The Package Analysis project, OpenSSF says, aims to identify the behavior and capabilities of open source packages – including files they access, commands they support, and IPs they connect to – and track modifications that could reveal suspicious activities.
“This effort is meant to improve the security of open source software by detecting malicious behavior, informing consumers selecting packages, and providing researchers with data about the ecosystem,” OpenSSF says.
Under development for a while, the project went through extensive changes and only recently became useful, the Foundation says.
Package Analysis dynamically investigates packages in popular open source repositories and places the results in a BigQuery table. The project has already identified more than 200 malicious PyPI and npm packages, but most of these were dependency confusion and typosquatting attacks.
The identified packages typically contained a simple script designed to run at install and send home a small amount of information on the host. However, they could prove far more hurtful to those who installed them.
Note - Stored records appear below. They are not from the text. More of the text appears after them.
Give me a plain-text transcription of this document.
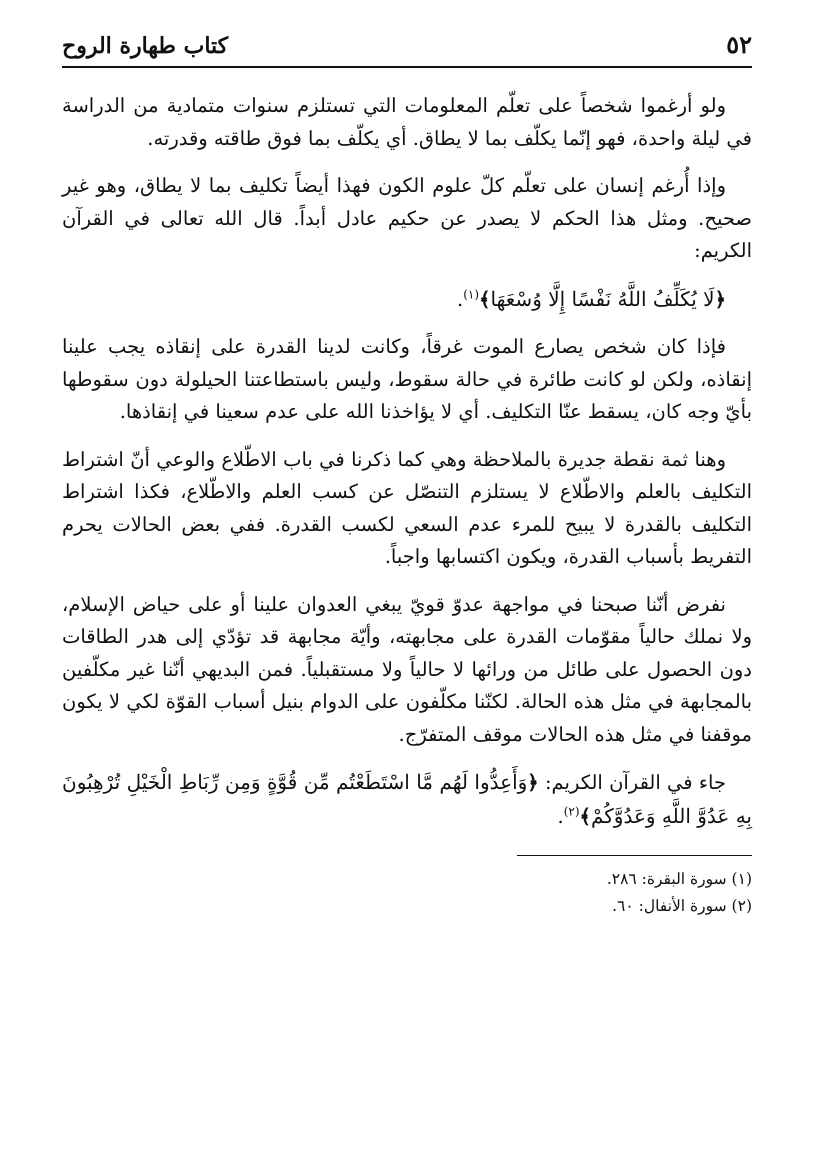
٥٢
كتاب طهارة الروح

ولو أرغموا شخصاً على تعلّم المعلومات التي تستلزم سنوات متمادية من الدراسة في ليلة واحدة، فهو إنّما يكلّف بما لا يطاق. أي يكلّف بما فوق طاقته وقدرته.

وإذا أُرغم إنسان على تعلّم كلّ علوم الكون فهذا أيضاً تكليف بما لا يطاق، وهو غير صحيح. ومثل هذا الحكم لا يصدر عن حكيم عادل أبداً. قال الله تعالى في القرآن الكريم:

﴿لَا يُكَلِّفُ اللَّهُ نَفْسًا إِلَّا وُسْعَهَا﴾$^{(١)}$.

فإذا كان شخص يصارع الموت غرقاً، وكانت لدينا القدرة على إنقاذه يجب علينا إنقاذه، ولكن لو كانت طائرة في حالة سقوط، وليس باستطاعتنا الحيلولة دون سقوطها بأيّ وجه كان، يسقط عنّا التكليف. أي لا يؤاخذنا الله على عدم سعينا في إنقاذها.

وهنا ثمة نقطة جديرة بالملاحظة وهي كما ذكرنا في باب الاطّلاع والوعي أنّ اشتراط التكليف بالعلم والاطّلاع لا يستلزم التنصّل عن كسب العلم والاطّلاع، فكذا اشتراط التكليف بالقدرة لا يبيح للمرء عدم السعي لكسب القدرة. ففي بعض الحالات يحرم التفريط بأسباب القدرة، ويكون اكتسابها واجباً.

نفرض أنّنا صبحنا في مواجهة عدوّ قويّ يبغي العدوان علينا أو على حياض الإسلام، ولا نملك حالياً مقوّمات القدرة على مجابهته، وأيّة مجابهة قد تؤدّي إلى هدر الطاقات دون الحصول على طائل من ورائها لا حالياً ولا مستقبلياً. فمن البديهي أنّنا غير مكلّفين بالمجابهة في مثل هذه الحالة. لكنّنا مكلّفون على الدوام بنيل أسباب القوّة لكي لا يكون موقفنا في مثل هذه الحالات موقف المتفرّج.

جاء في القرآن الكريم: ﴿وَأَعِدُّوا لَهُم مَّا اسْتَطَعْتُم مِّن قُوَّةٍ وَمِن رِّبَاطِ الْخَيْلِ تُرْهِبُونَ بِهِ عَدُوَّ اللَّهِ وَعَدُوَّكُمْ﴾$^{(٢)}$.

(١) سورة البقرة: ٢٨٦.

(٢) سورة الأنفال: ٦٠.
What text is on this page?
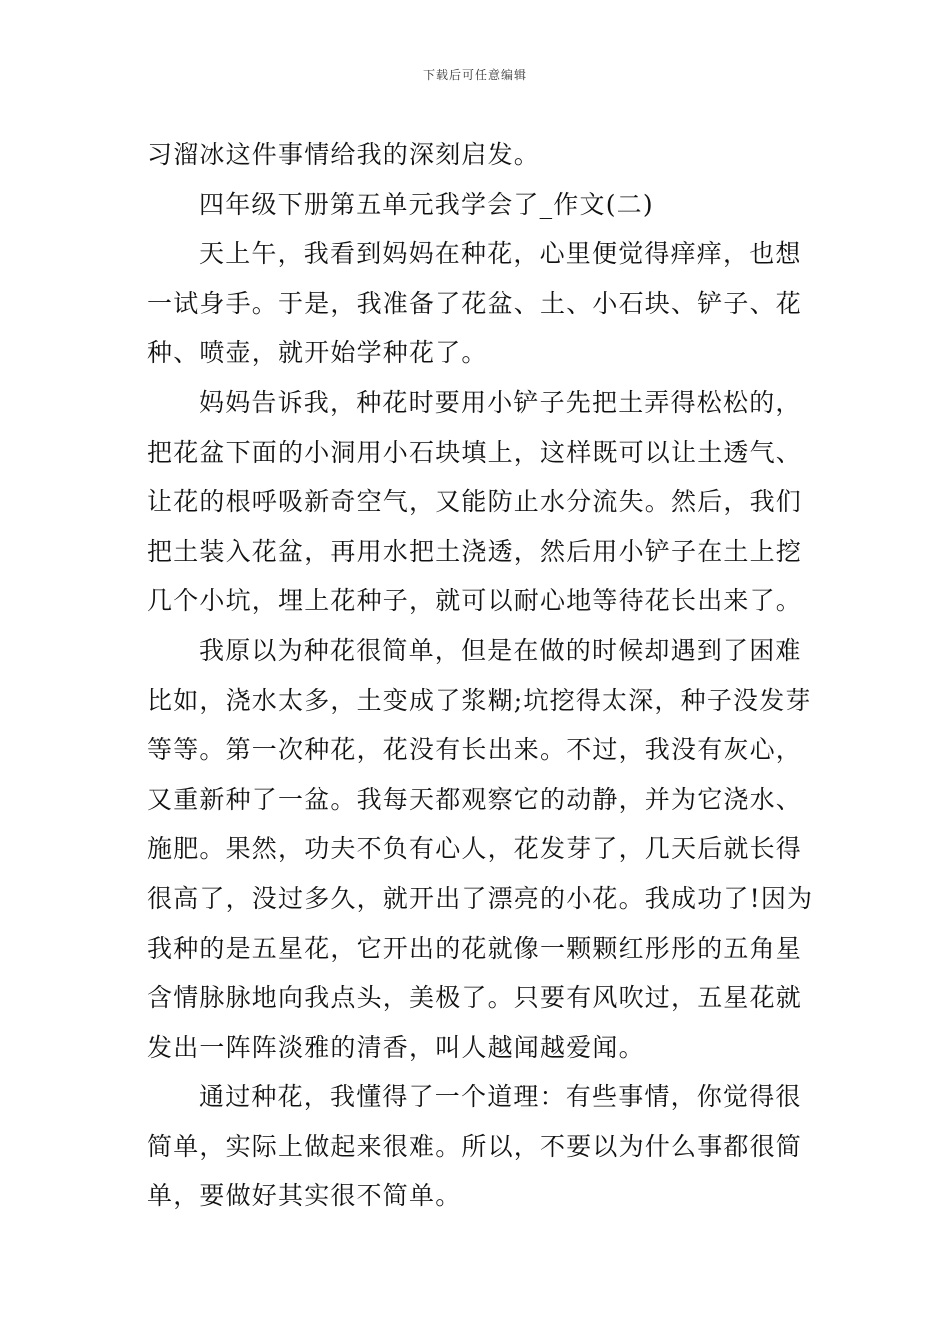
下载后可任意编辑
习溜冰这件事情给我的深刻启发。
四年级下册第五单元我学会了_作文(二)
天上午，我看到妈妈在种花，心里便觉得痒痒，也想
一试身手。于是，我准备了花盆、土、小石块、铲子、花
种、喷壶，就开始学种花了。
妈妈告诉我，种花时要用小铲子先把土弄得松松的，
把花盆下面的小洞用小石块填上，这样既可以让土透气、
让花的根呼吸新奇空气，又能防止水分流失。然后，我们
把土装入花盆，再用水把土浇透，然后用小铲子在土上挖
几个小坑，埋上花种子，就可以耐心地等待花长出来了。
我原以为种花很简单，但是在做的时候却遇到了困难
比如，浇水太多，土变成了浆糊;坑挖得太深，种子没发芽
等等。第一次种花，花没有长出来。不过，我没有灰心，
又重新种了一盆。我每天都观察它的动静，并为它浇水、
施肥。果然，功夫不负有心人，花发芽了，几天后就长得
很高了，没过多久，就开出了漂亮的小花。我成功了!因为
我种的是五星花，它开出的花就像一颗颗红彤彤的五角星
含情脉脉地向我点头，美极了。只要有风吹过，五星花就
发出一阵阵淡雅的清香，叫人越闻越爱闻。
通过种花，我懂得了一个道理：有些事情，你觉得很
简单，实际上做起来很难。所以，不要以为什么事都很简
单，要做好其实很不简单。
According to OpenSSF, most of these malicious packages could be the work of security researchers, given that no meaningful data was being exfiltrated and that no attempt was made at disguising the behavior.
The Foundation calls for involvement in advancing the project, to improve behavioral detection, automate result processing, store packages processed for long-term analysis, and improve reliability.
Google, which has long advocated for a safer open source environment and which is a member of OpenSSF, has already announced support for the project.
“This program contributes to a more secure software supply chain and greater trust in open source software. The program also gives insight into the types of malicious packages that are most common at any given time, which can guide decisions about how to better protect the ecosystem,” Google says.
According to the internet giant, the short time that Package Analysis needed to identify malicious projects shows that more should be invested in vetting packages to keep users safe.
“This is a growing space, and having an open standard for reporting would help centralize analysis results and offer consumers a trusted place to assess the packages they’re considering using. Creating an open standard should also foster healthy competition, promote integration, and raise the overall security of open source packages,” Google concluded.